Learning Roles with Emergent Social Value Orientations
This addresses cooperation challenges in multi-agent systems, offering a novel approach to role learning, though it appears incremental in building on existing SVO concepts.
The paper tackles intertemporal social dilemmas in multi-agent reinforcement learning by introducing a framework that learns roles through emergent social value orientations, achieving stable division of labor and cooperation in tasks of varying complexity.
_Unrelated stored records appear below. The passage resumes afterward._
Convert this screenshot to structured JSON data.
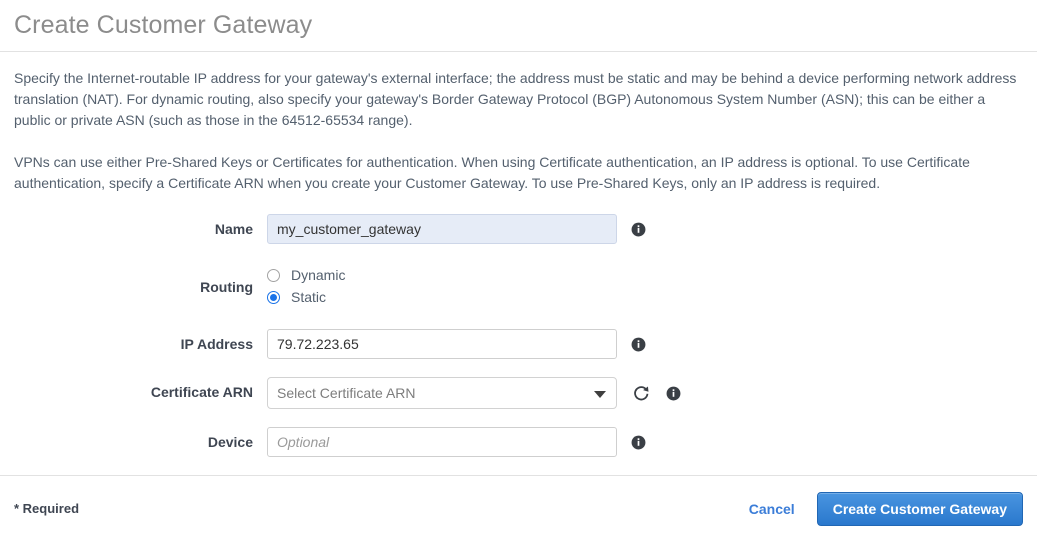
{
  "dialog": {
    "title": "Create Customer Gateway",
    "paragraphs": [
      "Specify the Internet-routable IP address for your gateway's external interface; the address must be static and may be behind a device performing network address translation (NAT). For dynamic routing, also specify your gateway's Border Gateway Protocol (BGP) Autonomous System Number (ASN); this can be either a public or private ASN (such as those in the 64512-65534 range).",
      "VPNs can use either Pre-Shared Keys or Certificates for authentication. When using Certificate authentication, an IP address is optional. To use Certificate authentication, specify a Certificate ARN when you create your Customer Gateway. To use Pre-Shared Keys, only an IP address is required."
    ]
  },
  "form": {
    "name": {
      "label": "Name",
      "value": "my_customer_gateway",
      "placeholder": "",
      "info_icon": "info-icon"
    },
    "routing": {
      "label": "Routing",
      "options": [
        {
          "label": "Dynamic",
          "value": "dynamic",
          "selected": false
        },
        {
          "label": "Static",
          "value": "static",
          "selected": true
        }
      ]
    },
    "ip_address": {
      "label": "IP Address",
      "value": "79.72.223.65",
      "placeholder": "",
      "info_icon": "info-icon"
    },
    "certificate_arn": {
      "label": "Certificate ARN",
      "selected_option": "Select Certificate ARN",
      "options": [
        "Select Certificate ARN"
      ],
      "dropdown_icon": "chevron-down-icon",
      "refresh_icon": "refresh-icon",
      "info_icon": "info-icon"
    },
    "device": {
      "label": "Device",
      "value": "",
      "placeholder": "Optional",
      "info_icon": "info-icon"
    }
  },
  "footer": {
    "required_note": "* Required",
    "cancel_label": "Cancel",
    "submit_label": "Create Customer Gateway"
  },
  "colors": {
    "title": "#8c8c8c",
    "body_text": "#54606e",
    "label": "#3f4652",
    "link": "#3b7dd8",
    "primary_button": "#2a78cd",
    "radio_selected": "#1a73e8",
    "focused_input_bg": "#e6ecf7",
    "divider": "#e2e2e2"
  }
}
Social dilemmas can be considered situations where individual rationality leads to collective irrationality. The multi-agent reinforcement learning community has leveraged ideas from social science, such as social value orientations (SVO), to solve social dilemmas in complex cooperative tasks. In this paper, by first introducing the typical "division of labor or roles" mechanism in human society, we provide a promising solution for intertemporal social dilemmas (ISD) with SVOs. A novel learning framework, called Learning Roles with Emergent SVOs (RESVO), is proposed to transform the learning of roles into the social value orientation emergence, which is symmetrically solved by endowing agents with altruism to share rewards with other agents. An SVO-based role embedding space is then constructed by individual conditioning policies on roles with a novel rank regularizer and mutual information maximizer. Experiments show that RESVO achieves a stable division of labor and cooperation in ISDs with different complexity.